2ème jour : Sujet de la deuxième journée : la Pierre
    la pierre / le passé
les pierres changent aussi, elle nous parlent de la vie.
Le rapport au temps, le PASSE
avec divers aspects :
•    la visite de l’abbaye de Cluny
•    quand l’héritage reçu continue à faire vivre aujourd’hui (exemple du chant grégorien à Solesmes)
•    la créativité dans la continuité (avec Thomas du Chemin-Neuf)
•    l’héritage de Taizé
•    l’expérience de Landevennec, « hébergés dans un monastère qui appartient à la Bretagne »
•    le paysage avec la question : qu’est-ce qu’habiter un lieu ?

    Visite de Cluny

    Témoignage de Mathilde Kempf : L’association Tchendukua-Ici et Ailleurs
Fondée en France en octobre 1997, Tchendukua – Ici et Ailleurs, réunit celles et ceux qui souhaitent préserver un mode d’existence basé sur le respect de la nature, des autres et la recherche de l’équilibre. Le peuple des Kogis en Colombie. Retrouver la réciprocité avec le vivant, remettre au cœur de l’expérience concrète, la lenteur et aussi un récit à transmettre.

3ème jour : la gouvernance / le présent

            Troisième journée autour du thème de la gouvernance.
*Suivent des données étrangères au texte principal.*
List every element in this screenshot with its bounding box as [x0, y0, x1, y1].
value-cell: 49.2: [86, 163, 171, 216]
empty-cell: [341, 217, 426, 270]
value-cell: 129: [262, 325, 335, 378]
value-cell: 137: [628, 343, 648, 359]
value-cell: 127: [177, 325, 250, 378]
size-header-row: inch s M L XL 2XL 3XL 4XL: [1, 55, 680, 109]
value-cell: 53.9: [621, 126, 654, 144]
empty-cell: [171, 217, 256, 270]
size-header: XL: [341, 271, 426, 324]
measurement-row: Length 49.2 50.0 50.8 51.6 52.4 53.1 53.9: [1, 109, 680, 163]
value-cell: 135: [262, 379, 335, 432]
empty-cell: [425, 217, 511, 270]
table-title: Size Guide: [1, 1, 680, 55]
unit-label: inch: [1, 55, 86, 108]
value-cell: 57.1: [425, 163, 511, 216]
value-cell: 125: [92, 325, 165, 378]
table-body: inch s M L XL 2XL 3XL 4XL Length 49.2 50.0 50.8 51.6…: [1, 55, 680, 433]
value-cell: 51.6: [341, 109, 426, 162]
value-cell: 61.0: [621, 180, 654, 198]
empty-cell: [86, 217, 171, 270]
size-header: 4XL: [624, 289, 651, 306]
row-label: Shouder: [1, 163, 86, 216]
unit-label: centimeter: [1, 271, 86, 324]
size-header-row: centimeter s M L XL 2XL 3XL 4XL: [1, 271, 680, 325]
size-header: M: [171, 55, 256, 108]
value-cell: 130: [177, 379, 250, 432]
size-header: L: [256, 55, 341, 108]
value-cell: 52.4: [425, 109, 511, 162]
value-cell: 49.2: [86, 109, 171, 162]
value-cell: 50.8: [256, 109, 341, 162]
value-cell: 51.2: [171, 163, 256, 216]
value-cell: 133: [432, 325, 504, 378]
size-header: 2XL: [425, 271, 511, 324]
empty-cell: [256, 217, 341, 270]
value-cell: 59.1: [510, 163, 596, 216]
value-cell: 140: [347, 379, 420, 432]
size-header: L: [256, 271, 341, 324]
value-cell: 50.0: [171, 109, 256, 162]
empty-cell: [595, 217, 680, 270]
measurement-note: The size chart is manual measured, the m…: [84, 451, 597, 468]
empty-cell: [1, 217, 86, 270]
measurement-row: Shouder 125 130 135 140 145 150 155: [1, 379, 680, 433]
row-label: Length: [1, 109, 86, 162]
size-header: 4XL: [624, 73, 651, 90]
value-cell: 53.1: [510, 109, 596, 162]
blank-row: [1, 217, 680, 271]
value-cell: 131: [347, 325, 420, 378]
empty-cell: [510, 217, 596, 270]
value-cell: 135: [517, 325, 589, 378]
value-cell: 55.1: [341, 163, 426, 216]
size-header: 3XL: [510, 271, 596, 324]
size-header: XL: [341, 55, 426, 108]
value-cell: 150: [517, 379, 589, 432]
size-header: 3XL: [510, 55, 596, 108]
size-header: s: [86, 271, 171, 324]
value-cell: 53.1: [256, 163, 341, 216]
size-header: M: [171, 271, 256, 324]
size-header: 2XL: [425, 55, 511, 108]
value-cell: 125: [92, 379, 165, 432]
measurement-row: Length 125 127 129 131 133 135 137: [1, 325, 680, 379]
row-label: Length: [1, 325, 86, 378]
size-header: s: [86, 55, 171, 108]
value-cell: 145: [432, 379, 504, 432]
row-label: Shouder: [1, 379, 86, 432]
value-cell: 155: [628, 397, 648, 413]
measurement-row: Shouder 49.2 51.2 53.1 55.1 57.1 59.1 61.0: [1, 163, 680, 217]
Un monde est en train de disparaître. Les institutions (État, famille, école etc.) sont en transformation radicale. L’Église, la vie monastique, de même est en train de disparaître. Quelle solution proposer ?

1. Soit on s’accroche jusqu’à la fin et on meurt

2. soit on va boucher les trous, chercher de l’aide pour faire ce qu’on ne peut plus faire

3. soit on va essayer de transmettre ce qui nous porte, ce qui nous fait vivre, nourris de ce qui nous habite

4. soit quelque chose d’autre.

Face à cette mort qui est une réalité, ce qu’on connaît va disparaître. On va donc essayer, avec d’autres, d’expérimenter quelque chose d’autre, sans savoir ce que c’est. On abandonne ce qu’on connaît, on fait acte de mort, aujourd’hui, on se libère pour faire quelque chose d’autre aujourd’hui.

            L’exemple des abeilles d’une ruche

            Témoignage de frère Marc, abbé d’Auterive (Suisse) sur la gouvernance : La recherche du bien commun : comment faire entrer chacun dans le discernement communautaire. Bruno Latour pose la question : comment construire le collectif capable de discernement ? C’est à dire l’Église ? Comment les apôtres ont pu dire en Ac 15 « l’Esprit saint et nous avons décidé ... » le « nous » est toujours forcé à s’ouvrir par l’Esprit Saint. En Ac 16,10 Luc entre dans le « nous » par le passage en Macédoine. Nos communautés sont en permanence des récits en « nous ».

            Diverses expériences dans les communautés.

4ième journée autour du thème de l’éternité : la liturgie / l’éternité

            Distinguer le Chronos (le temps qui se mesure, saisons, etc.) du Kairos (le moment opportun) avec un basculement du passage mort/vie. L’écologie intégrale est un Kairos pour notre monde et pour toutes nos relations.

             L’avenir est marqué par l’incertitude et l’inattendu, avec l’idée de se mettre en route. Le temps est supérieur à l’espace, il faut initier des processus (des propos du Pape François). cf. la promesse de Dieu à Abraham, des promesses pas totalement réalisées. Non un but à atteindre mais ce qui met en marche ensemble.